The European Council on Foreign Relations have published this paper 'Iron net: Digital repression in the Middle East and North Africa' on digital authoritarianism and surveillance technology in the Middle East and North Africa. This paper focuses on some of the key forms of digital repression in these regions, and analyses the main ways Europeans are responding to these trends - including through regulation and diplomacy - and makes recommendations for how they should address challenges.
For much of the world’s population, the digital realm has become central to the human experience. Yet access to information and essential services is often mediated by digital platforms, with or without users’ knowledge. This means that the governments, businesses, or individuals who dominate the digital realm have the potential to gain control over the public sphere.
"Summary
- Governments across the world have powerful digital tools to control and repress their populations, ranging from spyware and social media manipulation to facial recognition technology and mass surveillance.
- Activists are working to protect themselves from such tools, but this is not a fair fight.
- Saudi Arabia and the UAE are the leading exponents of digital authoritarianism in the Middle East.
- The two states have intensified their collaboration with China and Israel to gain greater access to advanced technologies.
- The EU has responded to concerns about the risks of new technologies with a raft of regulations on digital markets and services, artificial intelligence, and technology exports.
- The fact that European governments have been targeted, and implicated, in NSO Group’s Pegasus scandal should sound the alarm about the global threat of digital authoritarianism.
- The EU should treat the threat as an urgent security and political concern."
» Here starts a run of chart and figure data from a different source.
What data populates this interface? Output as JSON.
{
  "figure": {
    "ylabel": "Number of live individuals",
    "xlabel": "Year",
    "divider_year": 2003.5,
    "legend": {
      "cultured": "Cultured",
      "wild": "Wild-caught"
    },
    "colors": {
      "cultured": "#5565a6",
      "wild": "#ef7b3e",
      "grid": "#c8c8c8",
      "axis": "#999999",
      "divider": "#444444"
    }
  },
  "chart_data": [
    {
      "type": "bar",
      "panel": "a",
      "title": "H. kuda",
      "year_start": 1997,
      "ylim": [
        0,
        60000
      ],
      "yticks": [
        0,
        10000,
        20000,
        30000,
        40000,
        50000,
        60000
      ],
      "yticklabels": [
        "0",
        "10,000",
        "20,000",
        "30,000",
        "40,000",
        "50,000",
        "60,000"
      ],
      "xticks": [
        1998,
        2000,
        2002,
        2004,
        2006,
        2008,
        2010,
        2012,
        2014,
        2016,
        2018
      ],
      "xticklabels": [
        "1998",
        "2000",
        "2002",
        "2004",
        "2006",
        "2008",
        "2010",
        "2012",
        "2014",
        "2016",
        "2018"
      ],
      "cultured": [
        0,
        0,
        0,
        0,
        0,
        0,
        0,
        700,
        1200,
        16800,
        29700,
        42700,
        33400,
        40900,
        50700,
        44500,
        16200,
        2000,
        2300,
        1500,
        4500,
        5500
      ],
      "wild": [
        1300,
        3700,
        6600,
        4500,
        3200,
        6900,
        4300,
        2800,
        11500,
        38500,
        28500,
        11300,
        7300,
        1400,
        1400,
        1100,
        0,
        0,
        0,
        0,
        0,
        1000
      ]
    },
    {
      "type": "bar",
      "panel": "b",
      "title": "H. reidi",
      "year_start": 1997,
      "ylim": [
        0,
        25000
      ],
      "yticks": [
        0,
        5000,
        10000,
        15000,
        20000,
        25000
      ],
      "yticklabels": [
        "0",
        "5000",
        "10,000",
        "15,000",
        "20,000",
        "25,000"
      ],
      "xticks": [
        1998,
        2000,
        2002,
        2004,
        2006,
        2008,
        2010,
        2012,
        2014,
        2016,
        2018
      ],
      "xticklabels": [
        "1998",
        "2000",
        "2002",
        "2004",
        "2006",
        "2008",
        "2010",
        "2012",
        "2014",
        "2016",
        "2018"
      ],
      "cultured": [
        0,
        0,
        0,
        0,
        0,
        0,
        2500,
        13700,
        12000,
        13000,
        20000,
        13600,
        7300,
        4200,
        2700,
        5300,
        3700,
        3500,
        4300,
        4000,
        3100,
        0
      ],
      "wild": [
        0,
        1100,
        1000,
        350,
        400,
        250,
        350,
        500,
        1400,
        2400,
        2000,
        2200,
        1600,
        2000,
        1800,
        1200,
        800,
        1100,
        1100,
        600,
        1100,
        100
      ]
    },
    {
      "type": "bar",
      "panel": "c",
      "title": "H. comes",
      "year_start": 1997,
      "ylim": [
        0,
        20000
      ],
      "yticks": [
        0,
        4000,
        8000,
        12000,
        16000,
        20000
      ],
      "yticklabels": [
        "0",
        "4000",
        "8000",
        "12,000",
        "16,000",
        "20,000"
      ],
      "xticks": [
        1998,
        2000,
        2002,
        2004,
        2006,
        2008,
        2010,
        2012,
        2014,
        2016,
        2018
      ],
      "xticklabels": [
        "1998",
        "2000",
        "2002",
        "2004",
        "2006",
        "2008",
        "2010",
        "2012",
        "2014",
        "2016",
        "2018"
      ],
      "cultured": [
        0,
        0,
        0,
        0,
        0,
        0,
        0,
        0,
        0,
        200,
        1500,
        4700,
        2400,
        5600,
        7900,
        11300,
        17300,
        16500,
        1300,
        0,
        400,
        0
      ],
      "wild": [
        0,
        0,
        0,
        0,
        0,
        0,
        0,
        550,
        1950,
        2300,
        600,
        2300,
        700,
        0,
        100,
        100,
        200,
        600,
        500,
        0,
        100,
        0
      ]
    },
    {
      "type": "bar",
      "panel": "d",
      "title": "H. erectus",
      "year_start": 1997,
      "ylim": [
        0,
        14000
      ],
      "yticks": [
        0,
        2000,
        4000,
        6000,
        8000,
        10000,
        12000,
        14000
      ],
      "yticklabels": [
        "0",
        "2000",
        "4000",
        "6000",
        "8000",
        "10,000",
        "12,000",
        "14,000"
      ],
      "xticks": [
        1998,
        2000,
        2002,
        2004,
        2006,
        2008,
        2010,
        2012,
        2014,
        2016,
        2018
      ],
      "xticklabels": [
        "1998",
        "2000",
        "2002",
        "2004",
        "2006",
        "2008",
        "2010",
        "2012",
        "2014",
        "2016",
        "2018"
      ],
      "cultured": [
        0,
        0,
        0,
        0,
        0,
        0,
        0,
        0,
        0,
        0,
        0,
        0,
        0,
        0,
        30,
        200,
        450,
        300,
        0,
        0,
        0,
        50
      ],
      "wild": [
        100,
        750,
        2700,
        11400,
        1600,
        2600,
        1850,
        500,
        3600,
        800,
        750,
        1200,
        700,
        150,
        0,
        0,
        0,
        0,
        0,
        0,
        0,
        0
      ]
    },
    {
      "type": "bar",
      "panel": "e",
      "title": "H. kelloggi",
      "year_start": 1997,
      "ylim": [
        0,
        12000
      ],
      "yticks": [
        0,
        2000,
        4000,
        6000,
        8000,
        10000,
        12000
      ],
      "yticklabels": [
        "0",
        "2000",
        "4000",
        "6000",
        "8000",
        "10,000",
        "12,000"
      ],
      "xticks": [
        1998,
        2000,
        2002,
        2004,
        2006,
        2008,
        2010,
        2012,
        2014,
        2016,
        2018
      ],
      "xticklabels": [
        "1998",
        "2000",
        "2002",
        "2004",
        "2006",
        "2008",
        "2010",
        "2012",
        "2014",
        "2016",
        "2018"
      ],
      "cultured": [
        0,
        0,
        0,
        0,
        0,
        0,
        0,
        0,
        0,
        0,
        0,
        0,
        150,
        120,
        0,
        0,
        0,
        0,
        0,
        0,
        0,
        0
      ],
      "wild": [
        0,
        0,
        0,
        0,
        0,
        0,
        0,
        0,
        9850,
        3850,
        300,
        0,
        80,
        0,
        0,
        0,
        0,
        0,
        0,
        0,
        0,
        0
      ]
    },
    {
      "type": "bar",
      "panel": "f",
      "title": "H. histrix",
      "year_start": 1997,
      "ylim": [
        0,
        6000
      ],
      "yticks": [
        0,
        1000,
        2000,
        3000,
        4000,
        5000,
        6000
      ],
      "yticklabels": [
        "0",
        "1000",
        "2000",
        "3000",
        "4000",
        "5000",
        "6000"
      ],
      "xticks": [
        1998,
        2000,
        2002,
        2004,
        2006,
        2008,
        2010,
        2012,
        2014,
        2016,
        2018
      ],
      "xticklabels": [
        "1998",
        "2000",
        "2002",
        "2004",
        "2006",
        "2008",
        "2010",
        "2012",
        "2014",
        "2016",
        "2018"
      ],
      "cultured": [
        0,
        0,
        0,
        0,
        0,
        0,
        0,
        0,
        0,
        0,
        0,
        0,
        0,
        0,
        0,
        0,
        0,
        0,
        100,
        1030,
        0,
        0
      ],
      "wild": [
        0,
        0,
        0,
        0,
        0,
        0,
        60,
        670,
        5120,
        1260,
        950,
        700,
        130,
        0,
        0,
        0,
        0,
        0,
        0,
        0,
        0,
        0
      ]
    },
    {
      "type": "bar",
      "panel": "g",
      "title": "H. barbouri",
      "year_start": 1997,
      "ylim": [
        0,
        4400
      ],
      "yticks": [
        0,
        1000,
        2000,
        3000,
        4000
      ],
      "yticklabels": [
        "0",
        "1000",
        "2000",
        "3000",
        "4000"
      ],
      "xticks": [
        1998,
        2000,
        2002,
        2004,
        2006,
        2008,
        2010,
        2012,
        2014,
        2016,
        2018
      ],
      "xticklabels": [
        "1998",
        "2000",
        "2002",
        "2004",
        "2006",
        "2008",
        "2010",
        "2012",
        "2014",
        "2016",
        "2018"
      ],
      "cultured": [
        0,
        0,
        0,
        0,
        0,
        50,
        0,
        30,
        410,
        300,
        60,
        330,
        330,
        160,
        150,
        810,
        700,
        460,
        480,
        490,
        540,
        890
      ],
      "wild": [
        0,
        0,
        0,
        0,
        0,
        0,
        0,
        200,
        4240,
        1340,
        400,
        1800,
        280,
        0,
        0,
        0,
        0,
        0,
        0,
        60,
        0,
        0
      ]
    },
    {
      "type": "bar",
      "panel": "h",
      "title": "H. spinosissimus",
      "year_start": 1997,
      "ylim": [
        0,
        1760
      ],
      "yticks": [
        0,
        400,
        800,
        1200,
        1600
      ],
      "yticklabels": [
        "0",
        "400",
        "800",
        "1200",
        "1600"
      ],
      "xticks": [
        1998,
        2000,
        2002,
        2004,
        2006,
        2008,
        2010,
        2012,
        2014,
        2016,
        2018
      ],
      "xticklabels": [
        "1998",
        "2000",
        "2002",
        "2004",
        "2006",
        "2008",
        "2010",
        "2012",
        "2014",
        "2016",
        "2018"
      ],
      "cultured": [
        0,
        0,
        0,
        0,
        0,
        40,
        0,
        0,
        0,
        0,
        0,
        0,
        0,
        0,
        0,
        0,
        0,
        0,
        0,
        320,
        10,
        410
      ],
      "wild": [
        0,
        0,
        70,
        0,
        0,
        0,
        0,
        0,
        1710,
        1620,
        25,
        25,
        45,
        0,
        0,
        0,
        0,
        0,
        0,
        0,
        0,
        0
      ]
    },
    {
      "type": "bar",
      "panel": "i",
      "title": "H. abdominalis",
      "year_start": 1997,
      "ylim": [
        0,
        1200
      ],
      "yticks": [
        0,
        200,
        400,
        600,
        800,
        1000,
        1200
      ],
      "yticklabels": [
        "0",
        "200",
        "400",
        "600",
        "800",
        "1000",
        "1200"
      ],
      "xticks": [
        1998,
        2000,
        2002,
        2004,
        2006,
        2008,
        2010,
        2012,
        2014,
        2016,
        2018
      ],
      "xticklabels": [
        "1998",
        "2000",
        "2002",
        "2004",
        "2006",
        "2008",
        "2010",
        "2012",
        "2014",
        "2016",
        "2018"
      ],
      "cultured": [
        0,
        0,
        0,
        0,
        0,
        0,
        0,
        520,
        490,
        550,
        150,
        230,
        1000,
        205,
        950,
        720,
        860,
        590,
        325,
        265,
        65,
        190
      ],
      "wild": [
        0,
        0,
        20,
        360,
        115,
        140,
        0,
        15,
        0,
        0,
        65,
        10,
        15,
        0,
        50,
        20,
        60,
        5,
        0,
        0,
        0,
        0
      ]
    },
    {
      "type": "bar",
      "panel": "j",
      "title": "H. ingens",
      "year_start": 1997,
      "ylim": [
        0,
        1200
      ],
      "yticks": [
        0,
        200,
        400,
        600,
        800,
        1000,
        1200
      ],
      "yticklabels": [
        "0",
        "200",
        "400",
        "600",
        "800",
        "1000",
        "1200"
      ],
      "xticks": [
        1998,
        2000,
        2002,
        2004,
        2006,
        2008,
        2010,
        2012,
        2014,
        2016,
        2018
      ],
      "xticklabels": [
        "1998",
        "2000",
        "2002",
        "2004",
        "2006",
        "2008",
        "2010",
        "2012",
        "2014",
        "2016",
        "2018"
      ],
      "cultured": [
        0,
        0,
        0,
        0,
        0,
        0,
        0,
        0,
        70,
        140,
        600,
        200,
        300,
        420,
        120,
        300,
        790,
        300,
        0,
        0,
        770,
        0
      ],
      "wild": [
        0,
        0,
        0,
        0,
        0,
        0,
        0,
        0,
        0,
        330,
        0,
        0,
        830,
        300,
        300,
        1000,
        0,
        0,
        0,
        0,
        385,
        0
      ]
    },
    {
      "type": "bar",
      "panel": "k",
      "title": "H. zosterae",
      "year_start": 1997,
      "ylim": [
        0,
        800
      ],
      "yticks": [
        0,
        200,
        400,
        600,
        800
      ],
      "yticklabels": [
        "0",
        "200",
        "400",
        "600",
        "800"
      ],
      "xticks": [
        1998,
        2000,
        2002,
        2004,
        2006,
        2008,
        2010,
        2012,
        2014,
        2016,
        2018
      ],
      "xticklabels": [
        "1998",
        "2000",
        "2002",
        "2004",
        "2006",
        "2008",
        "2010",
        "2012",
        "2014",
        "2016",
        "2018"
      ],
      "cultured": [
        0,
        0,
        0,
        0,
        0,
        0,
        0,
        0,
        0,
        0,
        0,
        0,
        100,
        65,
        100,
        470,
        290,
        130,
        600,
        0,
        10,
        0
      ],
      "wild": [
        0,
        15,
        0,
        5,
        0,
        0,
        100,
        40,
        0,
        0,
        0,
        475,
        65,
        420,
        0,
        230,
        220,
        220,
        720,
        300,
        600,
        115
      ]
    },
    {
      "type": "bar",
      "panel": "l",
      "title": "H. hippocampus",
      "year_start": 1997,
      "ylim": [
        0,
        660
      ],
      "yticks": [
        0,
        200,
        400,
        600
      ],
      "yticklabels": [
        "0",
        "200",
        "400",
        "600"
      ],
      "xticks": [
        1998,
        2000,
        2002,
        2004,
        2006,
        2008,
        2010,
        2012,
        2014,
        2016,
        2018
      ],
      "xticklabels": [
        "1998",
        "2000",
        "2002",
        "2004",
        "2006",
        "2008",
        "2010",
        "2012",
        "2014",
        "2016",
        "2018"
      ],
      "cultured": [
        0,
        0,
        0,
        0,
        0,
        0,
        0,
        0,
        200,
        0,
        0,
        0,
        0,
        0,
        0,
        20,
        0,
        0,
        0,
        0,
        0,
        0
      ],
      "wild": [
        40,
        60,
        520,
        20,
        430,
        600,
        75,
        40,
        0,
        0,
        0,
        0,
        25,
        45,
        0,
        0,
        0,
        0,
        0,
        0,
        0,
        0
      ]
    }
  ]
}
It is nothing new for governments to repress their populations or seek to control the flow of information – authoritarians have always wanted to stop the spread of dangerous ideas and replace them with official narratives. And they have always sought information about citizens by monitoring their activities. The difference now is that governments have an astonishing array of tools with which to achieve these goals – ranging from spyware to facial recognition technology and mass surveillance. And they can use these tools with little concern that they will be held accountable for doing so.